ROANOKE TIMES Copyright (c) 1996, Roanoke Times DATE: Monday, December 16, 1996 TAG: 9612160148 SECTION: NATIONAL/INTERNATIONAL PAGE: A-4 EDITION: METRO DATELINE: ASSOCIATED PRESS SOURCE: SINGAPORE
EXPERTS PREDICT that Asian countries will have severe water problems by 2025. In the next 50 years, some say water - not oil - will be the resource fought over.
Floods killed hundreds of people in China this year and heavy rains spread havoc in Cambodia, Indonesia, Thailand and elsewhere. But despite such deluges, much of the booming region is running short of water.
Long an abundant resource in much of Asia, water supplies are being drawn down by increased use from expanding industrial production, rising living standards and growing populations.
Experts have been warning for several years that Asians must reduce consumption and curb wastage or face economic and social disruption.
``Water tables are falling, rivers are drying up and competition for dwindling supplies is increasing,'' Sandra Postel, a water expert for the Worldwatch Institute in Washington, said in a recent report.

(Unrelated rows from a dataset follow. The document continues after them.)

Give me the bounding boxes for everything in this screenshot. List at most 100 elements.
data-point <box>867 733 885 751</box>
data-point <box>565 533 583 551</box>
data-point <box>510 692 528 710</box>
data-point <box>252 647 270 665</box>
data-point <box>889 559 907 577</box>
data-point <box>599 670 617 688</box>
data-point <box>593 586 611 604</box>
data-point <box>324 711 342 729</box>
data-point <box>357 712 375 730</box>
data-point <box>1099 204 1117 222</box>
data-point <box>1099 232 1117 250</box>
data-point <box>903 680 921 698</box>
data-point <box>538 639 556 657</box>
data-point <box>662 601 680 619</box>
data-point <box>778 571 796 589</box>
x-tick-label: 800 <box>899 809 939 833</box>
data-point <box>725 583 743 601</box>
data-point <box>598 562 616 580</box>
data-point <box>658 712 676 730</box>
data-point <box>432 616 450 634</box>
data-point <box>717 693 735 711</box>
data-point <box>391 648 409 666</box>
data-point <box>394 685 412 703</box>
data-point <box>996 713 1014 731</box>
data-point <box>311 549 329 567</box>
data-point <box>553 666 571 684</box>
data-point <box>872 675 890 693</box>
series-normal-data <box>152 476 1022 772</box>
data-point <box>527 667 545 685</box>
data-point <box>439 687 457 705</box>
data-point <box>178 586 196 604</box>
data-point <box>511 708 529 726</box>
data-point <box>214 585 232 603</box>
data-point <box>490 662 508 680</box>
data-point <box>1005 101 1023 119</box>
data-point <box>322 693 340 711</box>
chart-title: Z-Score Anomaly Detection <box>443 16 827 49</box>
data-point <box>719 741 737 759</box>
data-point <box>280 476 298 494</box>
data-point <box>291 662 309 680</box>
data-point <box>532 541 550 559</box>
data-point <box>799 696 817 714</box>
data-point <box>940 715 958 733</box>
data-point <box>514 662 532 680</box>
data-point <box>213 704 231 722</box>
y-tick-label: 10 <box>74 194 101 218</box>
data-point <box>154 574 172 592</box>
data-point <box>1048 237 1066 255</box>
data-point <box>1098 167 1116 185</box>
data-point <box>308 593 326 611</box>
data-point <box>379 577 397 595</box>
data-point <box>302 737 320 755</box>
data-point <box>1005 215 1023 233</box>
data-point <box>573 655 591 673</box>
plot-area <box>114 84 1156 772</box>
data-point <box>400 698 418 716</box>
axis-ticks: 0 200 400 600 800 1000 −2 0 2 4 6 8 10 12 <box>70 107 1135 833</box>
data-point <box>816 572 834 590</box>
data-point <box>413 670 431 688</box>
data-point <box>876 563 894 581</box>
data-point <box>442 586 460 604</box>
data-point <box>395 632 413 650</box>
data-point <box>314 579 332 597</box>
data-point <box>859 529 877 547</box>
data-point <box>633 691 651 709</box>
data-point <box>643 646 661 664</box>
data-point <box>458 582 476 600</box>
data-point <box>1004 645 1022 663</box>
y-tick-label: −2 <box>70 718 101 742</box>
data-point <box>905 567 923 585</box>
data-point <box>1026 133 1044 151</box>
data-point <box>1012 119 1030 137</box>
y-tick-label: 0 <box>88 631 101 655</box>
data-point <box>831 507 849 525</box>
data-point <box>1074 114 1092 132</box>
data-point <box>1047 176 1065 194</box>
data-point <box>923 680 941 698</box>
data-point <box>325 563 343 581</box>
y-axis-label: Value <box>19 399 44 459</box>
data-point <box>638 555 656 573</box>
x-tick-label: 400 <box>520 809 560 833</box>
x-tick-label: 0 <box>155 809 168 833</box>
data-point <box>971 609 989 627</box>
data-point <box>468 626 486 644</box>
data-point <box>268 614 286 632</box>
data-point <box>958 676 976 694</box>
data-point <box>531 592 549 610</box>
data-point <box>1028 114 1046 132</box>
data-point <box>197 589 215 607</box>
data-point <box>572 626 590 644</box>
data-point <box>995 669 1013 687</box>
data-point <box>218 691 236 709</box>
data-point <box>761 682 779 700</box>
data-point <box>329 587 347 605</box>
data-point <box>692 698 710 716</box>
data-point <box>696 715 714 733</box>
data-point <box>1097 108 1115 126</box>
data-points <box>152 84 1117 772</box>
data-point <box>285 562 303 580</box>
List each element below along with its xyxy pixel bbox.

A World Bank study said water supplies in China ``already are being siphoned away from farmlands surrounding Beijing in order to meet rising urban and industrial demands. With some 300 Chinese cities now short of water, this shift is bound to become more pronounced.''
The International Rice Research Institute, based in Los Banos, Philippines, warned last year that competition for water between agriculture and industry could lead to social unrest.
``Projections suggest that most Asian countries will have severe water problems by the year 2025,'' the institute said in a report.

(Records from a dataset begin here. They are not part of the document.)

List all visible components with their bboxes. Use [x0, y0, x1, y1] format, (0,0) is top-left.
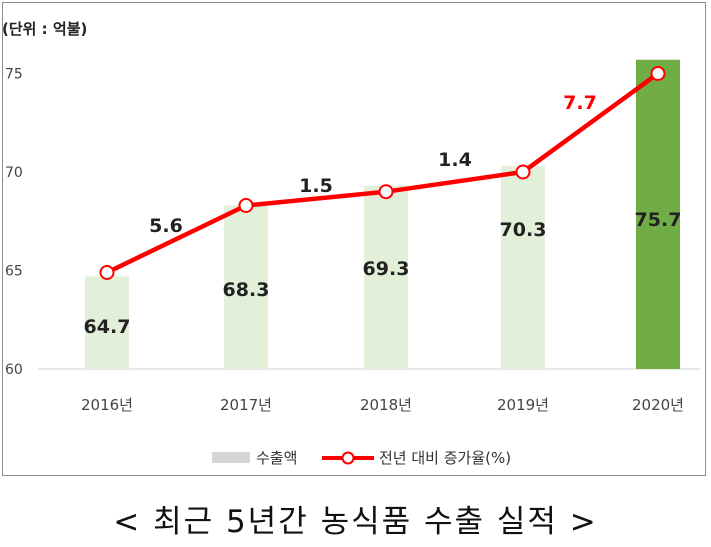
x-tick-label: 2017년 — [220, 396, 272, 414]
y-tick-label: 60 — [5, 362, 23, 378]
x-tick-label: 2018년 — [360, 396, 412, 414]
x-axis: 2016년 2017년 2018년 2019년 2020년 — [81, 396, 684, 414]
bar — [364, 185, 408, 369]
growth-rate-label: 7.7 — [563, 92, 597, 114]
bar-value-label: 64.7 — [84, 316, 131, 338]
bar — [85, 276, 129, 369]
x-tick-label: 2019년 — [497, 396, 549, 414]
bar-value-label: 75.7 — [635, 209, 682, 231]
bar-value-labels: 64.7 68.3 69.3 70.3 75.7 — [84, 209, 682, 338]
bar — [224, 205, 268, 369]
line-marker — [378, 184, 394, 200]
chart: 60 65 70 75 64.7 68.3 69.3 70.3 75.7 5.6 1.5 1.4 7… — [5, 59, 700, 467]
chart-frame — [2, 2, 706, 476]
legend-swatch-marker — [341, 451, 355, 465]
legend: 수출액 전년 대비 증가율(%) — [212, 449, 511, 467]
growth-line-series — [99, 66, 666, 280]
line-marker — [515, 164, 531, 180]
x-tick-label: 2020년 — [632, 396, 684, 414]
bar-value-label: 70.3 — [500, 219, 547, 241]
growth-rate-labels: 5.6 1.5 1.4 7.7 — [149, 92, 597, 237]
bar-series — [85, 59, 680, 370]
y-tick-label: 70 — [5, 165, 23, 181]
x-tick-label: 2016년 — [81, 396, 133, 414]
bar — [636, 59, 680, 370]
unit-label: (단위 : 억불) — [2, 20, 88, 38]
y-axis: 60 65 70 75 — [5, 67, 23, 379]
growth-rate-label: 5.6 — [149, 215, 183, 237]
line-marker — [650, 66, 666, 81]
legend-swatch-bar — [212, 452, 250, 463]
y-tick-label: 65 — [5, 264, 23, 280]
growth-rate-label: 1.5 — [299, 175, 333, 197]
chart-caption: < 최근 5년간 농식품 수출 실적 > — [113, 504, 598, 540]
y-tick-label: 75 — [5, 67, 23, 83]
legend-label-export: 수출액 — [256, 449, 297, 467]
bar-value-label: 69.3 — [363, 258, 410, 280]
line-marker — [238, 197, 254, 213]
legend-label-growth: 전년 대비 증가율(%) — [379, 449, 511, 467]
line-marker — [99, 264, 115, 280]
growth-rate-label: 1.4 — [438, 149, 472, 171]
bar-value-label: 68.3 — [223, 279, 270, 301]
bar — [501, 166, 545, 369]
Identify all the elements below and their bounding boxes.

The proliferation of wells could dry up underground water sources in Bangladesh, India and Pakistan, it added.
``I suspect that in the next 50 years, we will see a shift from oil to water as the cause of great conflicts between nations and peoples,'' said Wally N'Dow, secretary-general of the U.N. Conference on Human Settlements held last June in Istanbul, Turkey.
``There is a tremendous economic and human cost involved due to inadequate supplies of water.''
Studies estimate about 60 percent of drinking water supplies in Third World cities are lost, either by illegal taps into the systems or leakage through rusted pipes, N'Dow said.
That compares with an average of 12 percent waste in the water systems of Britain and the United States, according to a U.N. survey.
Throughout the developing world, an estimated 20 percent of urban families buy water from vendors because they have no access to municipal systems.
For the 10 million residents of Jakarta, Indonesia' biggest city, access to the municipal supply is a mixed blessing.
The water utility, Perusahaan Air Minum, says it is able to supply only 50 percent of Jakarta's total needs. And it guarantees only that the water won't be murky; it doesn't promise it is safe to drink. Tourists are advised to drink only purified bottled water.
Research by the Japanese International Cooperation Agency found that 73 percent of shallow wells in North Jakarta are contaminated by human waste and ammonia. About 13 percent contain heavy metals, including mercury.
World Bank experts warn that with growing congestion and pollution in Indonesia's main cities, ``it will be increasingly difficult for Indonesia to compete for foreign investment.''
The bank said heavy reliance on underground water to serve industrial and domestic needs in Indonesia's big cities could not continue indefinitely.